И столько было в этом детском голосе силы и уверенности, что барон в первое мгновение даже опешил. Чуть пригнув голову, он вошел в палатку. Маленькая цыганка смотрела на него, человека столько повидавшего на своем веку, как на несмышленыша. Ребенок этот явно ощущал какую-то власть над бароном, человеком, в руках которого были многие цыганские жизни.
— Что ты хочешь узнать? — спросила девочка барона, не назвав его «отцом», как обычно говорили, обращаясь к нему, цыганские дети.
— Чужой в таборе, — начал барон, но она оборвала его, и это тоже было признаком ее власти над ним.

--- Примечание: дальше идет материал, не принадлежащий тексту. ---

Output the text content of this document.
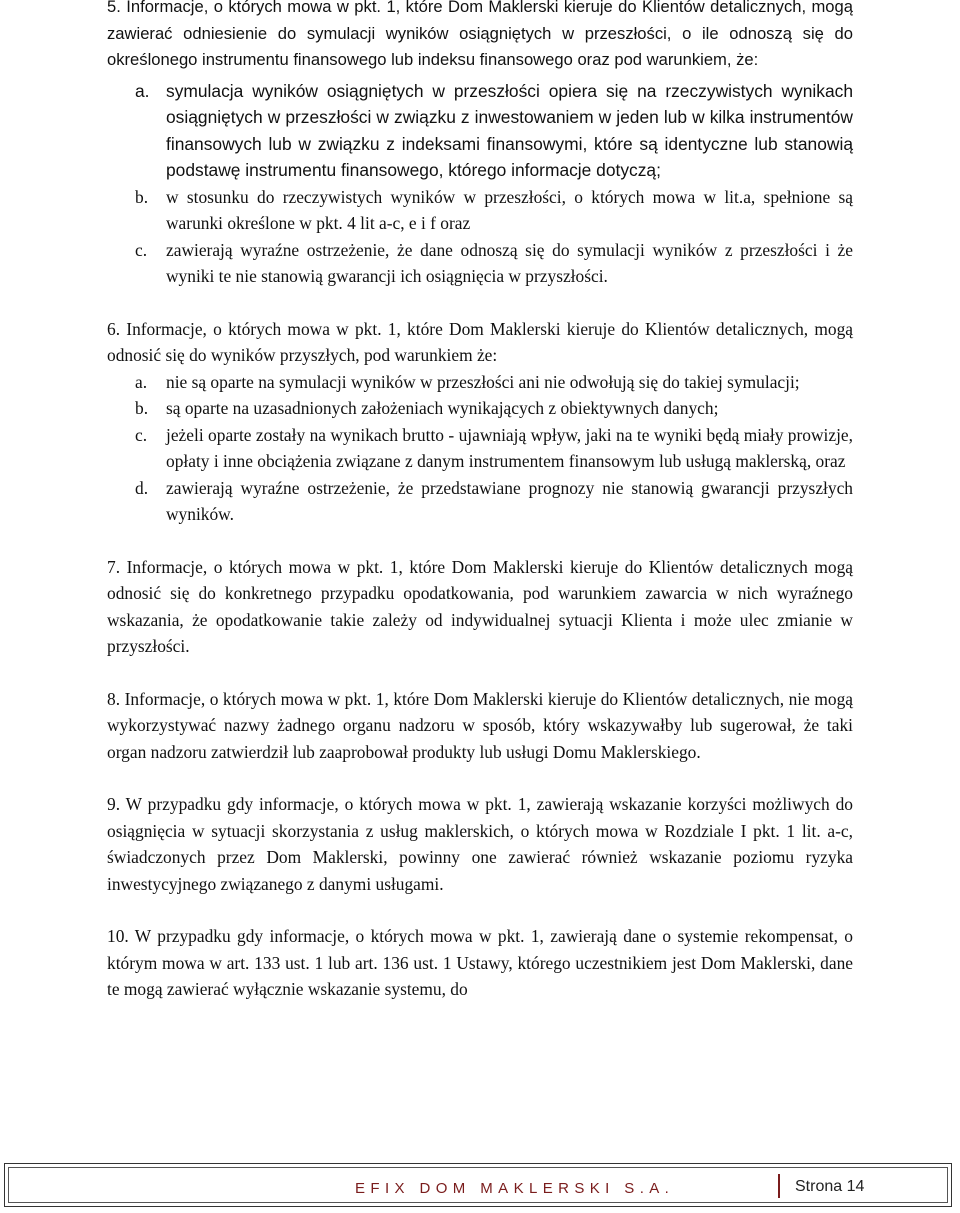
5. Informacje, o których mowa w pkt. 1, które Dom Maklerski kieruje do Klientów detalicznych, mogą zawierać odniesienie do symulacji wyników osiągniętych w przeszłości, o ile odnoszą się do określonego instrumentu finansowego lub indeksu finansowego oraz pod warunkiem, że:
a. symulacja wyników osiągniętych w przeszłości opiera się na rzeczywistych wynikach osiągniętych w przeszłości w związku z inwestowaniem w jeden lub w kilka instrumentów finansowych lub w związku z indeksami finansowymi, które są identyczne lub stanowią podstawę instrumentu finansowego, którego informacje dotyczą;
b. w stosunku do rzeczywistych wyników w przeszłości, o których mowa w lit.a, spełnione są warunki określone w pkt. 4 lit a-c, e i f oraz
c. zawierają wyraźne ostrzeżenie, że dane odnoszą się do symulacji wyników z przeszłości i że wyniki te nie stanowią gwarancji ich osiągnięcia w przyszłości.
6. Informacje, o których mowa w pkt. 1, które Dom Maklerski kieruje do Klientów detalicznych, mogą odnosić się do wyników przyszłych, pod warunkiem że:
a. nie są oparte na symulacji wyników w przeszłości ani nie odwołują się do takiej symulacji;
b. są oparte na uzasadnionych założeniach wynikających z obiektywnych danych;
c. jeżeli oparte zostały na wynikach brutto - ujawniają wpływ, jaki na te wyniki będą miały prowizje, opłaty i inne obciążenia związane z danym instrumentem finansowym lub usługą maklerską, oraz
d. zawierają wyraźne ostrzeżenie, że przedstawiane prognozy nie stanowią gwarancji przyszłych wyników.
7. Informacje, o których mowa w pkt. 1, które Dom Maklerski kieruje do Klientów detalicznych mogą odnosić się do konkretnego przypadku opodatkowania, pod warunkiem zawarcia w nich wyraźnego wskazania, że opodatkowanie takie zależy od indywidualnej sytuacji Klienta i może ulec zmianie w przyszłości.
8. Informacje, o których mowa w pkt. 1, które Dom Maklerski kieruje do Klientów detalicznych, nie mogą wykorzystywać nazwy żadnego organu nadzoru w sposób, który wskazywałby lub sugerował, że taki organ nadzoru zatwierdził lub zaaprobował produkty lub usługi Domu Maklerskiego.
9. W przypadku gdy informacje, o których mowa w pkt. 1, zawierają wskazanie korzyści możliwych do osiągnięcia w sytuacji skorzystania z usług maklerskich, o których mowa w Rozdziale I pkt. 1 lit. a-c, świadczonych przez Dom Maklerski, powinny one zawierać również wskazanie poziomu ryzyka inwestycyjnego związanego z danymi usługami.
10. W przypadku gdy informacje, o których mowa w pkt. 1, zawierają dane o systemie rekompensat, o którym mowa w art. 133 ust. 1 lub art. 136 ust. 1 Ustawy, którego uczestnikiem jest Dom Maklerski, dane te mogą zawierać wyłącznie wskazanie systemu, do
EFIX DOM MAKLERSKI S.A.	Strona 14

— Я знаю, мне мама говорила об этом.
И тогда барон решился. В конце концов, не имело значения, верит он в чудодейственную силу Рубинты или нет, если в каждом слове этого ребенка он чувствовал, силу.
— Как поступить с ним? — спросил барон. — Из-за него пролилась кровь цыганская и погибли люди.
— Это не его вина, — сказала Рубинта, — я вижу. Дэвла дал мне острое зрение. Возьмите отступного за жизнь Бамбая и оставьте гаджё в покое. Нет здесь его вины.
— Почему же тогда он должен платить за жизнь Бамбая? Ведь он не убивал его.
— Человек, убивший Бамбая, защищал свою жизнь, а чужак, который сейчас в таборе, не хочет вам отдавать жизнь своего друга.
— Так Бамбая убил друг Мити? — неожиданно спросил барон. — Ты уверена?
— Это так, — подтвердила Рубинта. — Но не вздумай собирать крис, старики не поймут тебя, и в таборе начнется разлад. Реши все сам, своей волей и своей силой.